Прежде всего, меня пригласил туда известный вам францисканец… Кстати, как вы с ним познакомились? Я вам рассказала о себе, теперь ваша очередь.
– Я познакомился с ним очень просто, герцогиня.
Я изучал с ним богословие в Парме; мы подружились; но дела, путешествия, война разлучили нас.
– Вы знали, что он генерал иезуитского ордена?
– Догадывался.
– Однако какой же странный случай привел также и вас в гостиницу, где собрались агенты ордена.
– Случай самый простой, – спокойно отвечал Арамис. – Я приехал в Фонтенбло, к господину Фуке, чтобы попросить аудиенцию у короля. Я встретил по пути бедного умирающего и узнал его. Остальное вам известно: он умер у меня на руках.
– Да, но оставив вам на небе и на земле такую большую власть, что от его имени вы сделали весьма важные распоряжения.
– Он действительно дал мне несколько поручений.
– И относительно меня?
– Я уже сказал. Выплатить вам двенадцать тысяч ливров. Кажется, я дал вам необходимую подпись для их получения. Разве вы их не получили?
– Получила, получила! Но, говорят, дорогой прелат, вы даете приказания с такой таинственностью и с таким царственным величием, что все считают вас преемником дорогого покойника.

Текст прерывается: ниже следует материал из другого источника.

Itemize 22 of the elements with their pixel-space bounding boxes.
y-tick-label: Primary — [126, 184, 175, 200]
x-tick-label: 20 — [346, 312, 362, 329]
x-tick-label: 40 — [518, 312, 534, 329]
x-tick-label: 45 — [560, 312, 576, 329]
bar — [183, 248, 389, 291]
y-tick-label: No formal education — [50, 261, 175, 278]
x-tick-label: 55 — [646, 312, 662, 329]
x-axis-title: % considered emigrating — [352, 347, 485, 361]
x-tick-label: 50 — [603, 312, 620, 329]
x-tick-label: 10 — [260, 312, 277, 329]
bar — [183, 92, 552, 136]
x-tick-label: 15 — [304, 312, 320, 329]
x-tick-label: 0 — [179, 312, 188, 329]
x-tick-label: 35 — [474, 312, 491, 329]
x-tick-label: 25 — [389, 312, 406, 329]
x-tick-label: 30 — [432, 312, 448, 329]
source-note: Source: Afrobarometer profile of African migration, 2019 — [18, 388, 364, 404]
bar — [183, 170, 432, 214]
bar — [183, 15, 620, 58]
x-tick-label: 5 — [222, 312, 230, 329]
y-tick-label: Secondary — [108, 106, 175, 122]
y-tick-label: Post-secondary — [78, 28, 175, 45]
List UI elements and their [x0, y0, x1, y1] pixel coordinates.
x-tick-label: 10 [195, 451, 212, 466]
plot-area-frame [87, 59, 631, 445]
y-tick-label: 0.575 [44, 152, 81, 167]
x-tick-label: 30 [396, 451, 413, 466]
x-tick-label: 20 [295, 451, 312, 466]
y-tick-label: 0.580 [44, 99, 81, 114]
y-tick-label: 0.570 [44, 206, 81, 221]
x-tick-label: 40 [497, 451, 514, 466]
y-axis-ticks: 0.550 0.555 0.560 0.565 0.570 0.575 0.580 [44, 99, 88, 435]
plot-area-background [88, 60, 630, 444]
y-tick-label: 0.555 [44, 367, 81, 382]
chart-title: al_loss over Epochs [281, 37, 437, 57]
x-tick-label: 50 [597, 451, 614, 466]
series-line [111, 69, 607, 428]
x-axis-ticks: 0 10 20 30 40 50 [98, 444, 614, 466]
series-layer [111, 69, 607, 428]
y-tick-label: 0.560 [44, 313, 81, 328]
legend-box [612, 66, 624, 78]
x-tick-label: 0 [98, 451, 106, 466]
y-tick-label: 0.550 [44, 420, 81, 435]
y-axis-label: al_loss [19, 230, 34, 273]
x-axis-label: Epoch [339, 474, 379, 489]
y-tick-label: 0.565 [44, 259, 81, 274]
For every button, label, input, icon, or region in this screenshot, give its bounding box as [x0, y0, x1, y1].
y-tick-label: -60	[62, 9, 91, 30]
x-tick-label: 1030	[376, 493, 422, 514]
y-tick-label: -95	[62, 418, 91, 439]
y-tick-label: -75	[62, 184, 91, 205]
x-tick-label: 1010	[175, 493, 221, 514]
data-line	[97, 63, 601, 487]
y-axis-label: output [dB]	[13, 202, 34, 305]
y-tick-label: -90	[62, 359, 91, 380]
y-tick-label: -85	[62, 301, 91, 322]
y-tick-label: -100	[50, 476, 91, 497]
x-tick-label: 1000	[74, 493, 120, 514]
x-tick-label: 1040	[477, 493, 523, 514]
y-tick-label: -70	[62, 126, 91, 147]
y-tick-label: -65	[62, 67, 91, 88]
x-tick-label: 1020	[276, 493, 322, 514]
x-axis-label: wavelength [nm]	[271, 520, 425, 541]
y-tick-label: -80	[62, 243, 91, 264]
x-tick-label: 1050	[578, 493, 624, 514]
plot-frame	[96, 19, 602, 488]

Арамис покраснел от досады. Герцогиня продолжала:
– Я осведомилась об этом у испанского короля, ион рассеял мои сомнения на этот счет. Согласно статуту ордена, каждый генерал иезуитов должен быть испанцем. Вы не испанец и не были назначены испанским королем.
Арамис сказал назидательным тоном:
– Видите, герцогиня, вы допустили ошибку, и испанский король разоблачил ее.
– Да, дорогой Арамис. Но у меня явилась еще одна мысль.
– Какая?
– Вы знаете, что я понемножку думаю обо всем.
– О да, герцогиня!
– Вы говорите по-испански?
– Каждый участник Фронды знает испанский язык.
– Вы жили во Фландрии?
– Три года.
– И провели в Мадриде?..
– Пятнадцать месяцев.
– Значит, вы имеете право принять испанское подданство, когда вам будет угодно.
– Вы думаете? – спросил Арамис так простодушно, что герцогиня была введена в заблуждение.
– Конечно… Два года жизни и знание языка необходимые правила. У вас три с половиной года… пятнадцать месяцев лишних.
– К чему вы это говорите, дорогая герцогиня?
– Вот к чему: я в хороших отношениях с испанским королем.
«И я в недурных», – подумал Арамис.
– Хотите, – продолжала герцогиня, – я попрошу короля сделать вас преемником францисканца?